Tue, Sep 10, 2019 - Page 12 News List

Exports up 2.6% on electronics demand

CLOSER ANALYSIS:Shipments to the US grew 22.8%, but the department of statistics director-general said it was only because local firms were moving production home

By Crystal Hsu  /  Staff reporter

The nation’s exports last month rose 2.6 percent to US$29 billion — a record high for the period — as demand for electronics from China and the US gained traction, following a contraction of 0.5 percent in July, the Ministry of Finance reported yesterday.

The rebound could prove to be an isolated episode as exports could slip into a contraction this month and next month due to last year’s high comparison base and lingering uncertainty over the global economy, the ministry said.

“Demand for electronics used in high-end smartphones and personal computers picked up from all major partners except for Europe,” Department of Statistics Director-General Beatrice Tsai (蔡美娜) told a media briefing in Taipei.

Next-generation smartphones and 5G technology development likely drove the growth, Tsai said.

Apple Inc, Huawei Technologies Co (華為) and other technology giants plan to release new mobile and computing devices this month, which is expected to benefit local firms in their supply chains.

Electronics shipments climbed 7.5 percent to US$10.483 billion with semiconductors growing at a faster 11.7 percent to US$9.37 billion, the ministry’s monthly report showed.

Exports of information and communications products soared 31.4 percent to US$3.8 billion, while optical products increased 2.3 percent to US$1.02 billion, the report showed.

Those products together accounted for 53 percent of all exports.

Exports to China grew 1.1 percent, while shipments to the US swelled 22.8 percent, the report showed.

The ongoing US-China trade dispute has led local firms to shift production home from China, especially for products destined for the US, Tsai said.

The rapid increase in exports to the US did not mean business had improved for local firms, but was a reflection of their production adjustments, she said.

Order transfers benefited some local firms, explaining why shipments of memory chips improved, Tsai said, adding that the trade row between Japan and South Korea probably accounted for order transfers.

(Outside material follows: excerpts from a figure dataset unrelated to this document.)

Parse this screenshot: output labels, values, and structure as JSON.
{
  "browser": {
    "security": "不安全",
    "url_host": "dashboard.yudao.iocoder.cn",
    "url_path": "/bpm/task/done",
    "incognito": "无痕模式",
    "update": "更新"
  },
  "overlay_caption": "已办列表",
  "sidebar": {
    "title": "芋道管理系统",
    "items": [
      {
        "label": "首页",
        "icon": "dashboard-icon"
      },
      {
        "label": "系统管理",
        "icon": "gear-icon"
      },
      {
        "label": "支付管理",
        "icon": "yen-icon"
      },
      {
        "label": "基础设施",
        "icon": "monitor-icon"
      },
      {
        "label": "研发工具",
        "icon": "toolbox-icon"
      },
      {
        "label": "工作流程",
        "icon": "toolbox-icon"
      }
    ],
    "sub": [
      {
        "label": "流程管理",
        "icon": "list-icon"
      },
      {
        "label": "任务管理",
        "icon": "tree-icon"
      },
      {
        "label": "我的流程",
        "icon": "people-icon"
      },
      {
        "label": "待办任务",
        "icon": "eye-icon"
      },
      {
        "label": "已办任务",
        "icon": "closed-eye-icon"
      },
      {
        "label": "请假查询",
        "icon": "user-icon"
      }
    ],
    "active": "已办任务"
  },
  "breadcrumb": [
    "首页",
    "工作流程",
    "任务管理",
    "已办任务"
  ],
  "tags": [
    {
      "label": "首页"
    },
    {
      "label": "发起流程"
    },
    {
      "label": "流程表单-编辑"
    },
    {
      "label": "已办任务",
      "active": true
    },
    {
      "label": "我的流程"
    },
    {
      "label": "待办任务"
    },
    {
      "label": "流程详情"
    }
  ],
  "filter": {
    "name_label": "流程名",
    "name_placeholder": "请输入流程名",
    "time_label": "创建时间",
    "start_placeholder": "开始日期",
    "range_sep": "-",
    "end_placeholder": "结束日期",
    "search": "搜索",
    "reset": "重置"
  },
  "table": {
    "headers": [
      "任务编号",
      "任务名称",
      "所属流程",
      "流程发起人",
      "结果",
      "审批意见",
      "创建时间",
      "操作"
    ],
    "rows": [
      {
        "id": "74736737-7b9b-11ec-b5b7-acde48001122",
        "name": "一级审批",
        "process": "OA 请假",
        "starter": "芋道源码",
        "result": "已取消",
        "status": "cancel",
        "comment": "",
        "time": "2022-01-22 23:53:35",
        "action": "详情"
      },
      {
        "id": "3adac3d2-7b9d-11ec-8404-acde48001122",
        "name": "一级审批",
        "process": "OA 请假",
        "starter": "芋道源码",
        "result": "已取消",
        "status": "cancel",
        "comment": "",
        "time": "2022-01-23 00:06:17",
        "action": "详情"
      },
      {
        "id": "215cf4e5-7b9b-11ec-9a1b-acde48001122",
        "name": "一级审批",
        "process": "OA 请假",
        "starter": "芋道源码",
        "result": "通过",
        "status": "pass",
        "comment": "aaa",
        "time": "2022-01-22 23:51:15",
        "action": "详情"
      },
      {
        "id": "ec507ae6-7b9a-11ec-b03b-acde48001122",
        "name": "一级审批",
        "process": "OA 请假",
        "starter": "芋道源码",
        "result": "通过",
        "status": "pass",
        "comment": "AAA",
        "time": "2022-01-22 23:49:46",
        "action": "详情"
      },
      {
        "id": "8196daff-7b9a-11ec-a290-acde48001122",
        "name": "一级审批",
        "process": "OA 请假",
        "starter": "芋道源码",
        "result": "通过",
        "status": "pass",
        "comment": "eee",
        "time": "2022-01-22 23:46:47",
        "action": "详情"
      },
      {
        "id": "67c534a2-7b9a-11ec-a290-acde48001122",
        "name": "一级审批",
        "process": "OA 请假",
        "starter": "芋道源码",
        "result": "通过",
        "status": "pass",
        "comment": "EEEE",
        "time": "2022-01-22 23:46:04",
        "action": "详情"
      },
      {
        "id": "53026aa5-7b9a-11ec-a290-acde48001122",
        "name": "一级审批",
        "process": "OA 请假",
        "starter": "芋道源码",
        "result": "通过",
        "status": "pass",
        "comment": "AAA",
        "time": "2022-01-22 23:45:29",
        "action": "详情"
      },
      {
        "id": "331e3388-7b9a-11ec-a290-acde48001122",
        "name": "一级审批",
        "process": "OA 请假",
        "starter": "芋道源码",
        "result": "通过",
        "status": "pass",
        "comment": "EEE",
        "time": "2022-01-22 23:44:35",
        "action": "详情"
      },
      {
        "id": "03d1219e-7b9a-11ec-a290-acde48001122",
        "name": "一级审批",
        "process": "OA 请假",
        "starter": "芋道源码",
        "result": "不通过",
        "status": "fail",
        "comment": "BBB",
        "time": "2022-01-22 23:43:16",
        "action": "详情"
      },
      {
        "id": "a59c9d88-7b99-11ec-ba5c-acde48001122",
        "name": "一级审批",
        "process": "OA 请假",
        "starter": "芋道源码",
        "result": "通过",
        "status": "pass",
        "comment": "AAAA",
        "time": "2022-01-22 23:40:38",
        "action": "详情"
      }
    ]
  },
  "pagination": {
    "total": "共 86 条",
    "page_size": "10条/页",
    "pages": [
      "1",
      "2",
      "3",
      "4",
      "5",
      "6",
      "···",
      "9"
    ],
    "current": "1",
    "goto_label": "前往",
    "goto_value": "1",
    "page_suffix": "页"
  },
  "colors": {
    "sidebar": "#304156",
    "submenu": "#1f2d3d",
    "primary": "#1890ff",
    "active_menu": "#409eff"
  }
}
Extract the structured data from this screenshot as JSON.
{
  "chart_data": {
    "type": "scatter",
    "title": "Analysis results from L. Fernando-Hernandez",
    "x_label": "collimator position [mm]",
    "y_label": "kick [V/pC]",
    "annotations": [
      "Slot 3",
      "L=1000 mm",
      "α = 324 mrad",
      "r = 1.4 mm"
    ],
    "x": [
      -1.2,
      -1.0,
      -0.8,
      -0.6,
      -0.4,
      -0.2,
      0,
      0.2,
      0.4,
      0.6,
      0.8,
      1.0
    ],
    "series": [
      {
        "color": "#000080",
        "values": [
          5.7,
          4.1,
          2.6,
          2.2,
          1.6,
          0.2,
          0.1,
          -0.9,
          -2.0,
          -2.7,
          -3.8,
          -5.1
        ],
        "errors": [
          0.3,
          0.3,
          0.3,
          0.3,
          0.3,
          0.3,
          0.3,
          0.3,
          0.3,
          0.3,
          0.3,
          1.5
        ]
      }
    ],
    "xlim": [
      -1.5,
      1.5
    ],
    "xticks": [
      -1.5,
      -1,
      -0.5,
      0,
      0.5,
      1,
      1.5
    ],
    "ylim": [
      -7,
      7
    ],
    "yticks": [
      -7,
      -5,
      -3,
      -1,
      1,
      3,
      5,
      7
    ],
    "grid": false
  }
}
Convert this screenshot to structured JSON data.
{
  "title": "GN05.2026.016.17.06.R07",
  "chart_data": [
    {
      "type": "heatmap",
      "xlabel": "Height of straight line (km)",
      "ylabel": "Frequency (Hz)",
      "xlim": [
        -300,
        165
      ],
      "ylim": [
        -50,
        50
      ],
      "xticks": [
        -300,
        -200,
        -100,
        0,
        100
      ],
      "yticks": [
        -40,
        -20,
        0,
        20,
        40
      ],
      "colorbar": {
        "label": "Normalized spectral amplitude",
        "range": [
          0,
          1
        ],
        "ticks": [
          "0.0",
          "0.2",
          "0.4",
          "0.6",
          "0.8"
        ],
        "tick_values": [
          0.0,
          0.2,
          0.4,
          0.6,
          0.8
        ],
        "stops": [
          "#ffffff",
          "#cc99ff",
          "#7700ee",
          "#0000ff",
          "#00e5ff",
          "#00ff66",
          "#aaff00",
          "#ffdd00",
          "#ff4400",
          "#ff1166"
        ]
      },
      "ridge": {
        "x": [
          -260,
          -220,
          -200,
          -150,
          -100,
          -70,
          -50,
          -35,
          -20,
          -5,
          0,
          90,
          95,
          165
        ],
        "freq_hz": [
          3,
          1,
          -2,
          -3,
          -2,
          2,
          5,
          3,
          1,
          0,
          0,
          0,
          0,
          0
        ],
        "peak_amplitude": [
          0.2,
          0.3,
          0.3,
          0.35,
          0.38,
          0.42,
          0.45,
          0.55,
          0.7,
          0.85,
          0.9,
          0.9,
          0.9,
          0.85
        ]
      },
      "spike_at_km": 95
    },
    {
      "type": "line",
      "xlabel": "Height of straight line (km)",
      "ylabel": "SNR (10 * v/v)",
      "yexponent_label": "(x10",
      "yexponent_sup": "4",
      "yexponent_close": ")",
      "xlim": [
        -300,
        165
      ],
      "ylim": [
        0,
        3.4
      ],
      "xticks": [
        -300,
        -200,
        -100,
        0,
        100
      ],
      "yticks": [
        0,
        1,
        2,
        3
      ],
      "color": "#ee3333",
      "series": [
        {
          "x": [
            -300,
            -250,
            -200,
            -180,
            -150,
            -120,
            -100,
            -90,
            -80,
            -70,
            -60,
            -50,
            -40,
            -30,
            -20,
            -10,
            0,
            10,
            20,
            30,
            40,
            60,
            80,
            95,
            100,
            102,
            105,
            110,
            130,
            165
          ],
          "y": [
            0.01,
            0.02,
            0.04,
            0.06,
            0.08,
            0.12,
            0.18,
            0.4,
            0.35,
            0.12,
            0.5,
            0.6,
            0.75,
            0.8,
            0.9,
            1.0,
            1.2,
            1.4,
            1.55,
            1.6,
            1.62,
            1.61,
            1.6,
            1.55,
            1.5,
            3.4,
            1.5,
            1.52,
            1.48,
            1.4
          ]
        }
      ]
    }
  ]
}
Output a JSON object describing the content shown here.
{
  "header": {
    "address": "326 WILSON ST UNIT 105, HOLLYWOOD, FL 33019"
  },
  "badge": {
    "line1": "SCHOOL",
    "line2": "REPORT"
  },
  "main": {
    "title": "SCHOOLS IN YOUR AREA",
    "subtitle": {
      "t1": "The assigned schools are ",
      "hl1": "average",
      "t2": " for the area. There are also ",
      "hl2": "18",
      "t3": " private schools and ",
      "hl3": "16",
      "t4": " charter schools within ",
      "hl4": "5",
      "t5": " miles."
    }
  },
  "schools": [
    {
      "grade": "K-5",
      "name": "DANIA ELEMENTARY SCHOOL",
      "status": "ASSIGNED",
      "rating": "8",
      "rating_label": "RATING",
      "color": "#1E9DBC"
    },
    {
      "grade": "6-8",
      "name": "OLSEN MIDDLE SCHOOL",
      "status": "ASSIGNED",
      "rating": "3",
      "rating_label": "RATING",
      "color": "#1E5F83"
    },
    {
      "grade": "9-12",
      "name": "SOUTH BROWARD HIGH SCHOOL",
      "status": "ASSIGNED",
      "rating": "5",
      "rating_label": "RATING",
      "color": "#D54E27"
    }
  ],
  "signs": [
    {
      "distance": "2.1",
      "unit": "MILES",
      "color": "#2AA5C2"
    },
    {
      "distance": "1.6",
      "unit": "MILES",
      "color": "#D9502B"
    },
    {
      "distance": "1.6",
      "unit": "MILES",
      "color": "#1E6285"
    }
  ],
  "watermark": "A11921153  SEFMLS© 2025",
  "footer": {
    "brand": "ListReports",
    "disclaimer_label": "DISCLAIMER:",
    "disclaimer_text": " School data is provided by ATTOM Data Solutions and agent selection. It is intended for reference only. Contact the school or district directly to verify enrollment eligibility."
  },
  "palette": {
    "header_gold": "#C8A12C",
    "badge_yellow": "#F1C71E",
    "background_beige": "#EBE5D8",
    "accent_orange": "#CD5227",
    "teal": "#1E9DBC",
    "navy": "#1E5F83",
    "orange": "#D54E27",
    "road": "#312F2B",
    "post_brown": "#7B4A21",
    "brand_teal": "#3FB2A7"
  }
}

Imports remained soft, declining 2.7 percent from a year earlier to US$23.02 billion, due to cheaper oil and raw material prices that led to a trade surplus of US$5.98 billion for last month, nearly 30 percent higher than last year’s figure, the report showed.

Capital equipment imports grew a fractional 0.7 percent after imports of semiconductor equipment shrank 6.1 percent from a year earlier, the report showed.

Looking forward, Tsai said that exports could contract by 1 to 2.5 percent this month due to a high comparison base from September last year, which surpassed the US$29.5 billion mark.

For the first eight months of the year, total exports fell 2.3 percent to US$215.41 billion, while imports dropped 1.1 percent to US$185.94 billion, the report showed.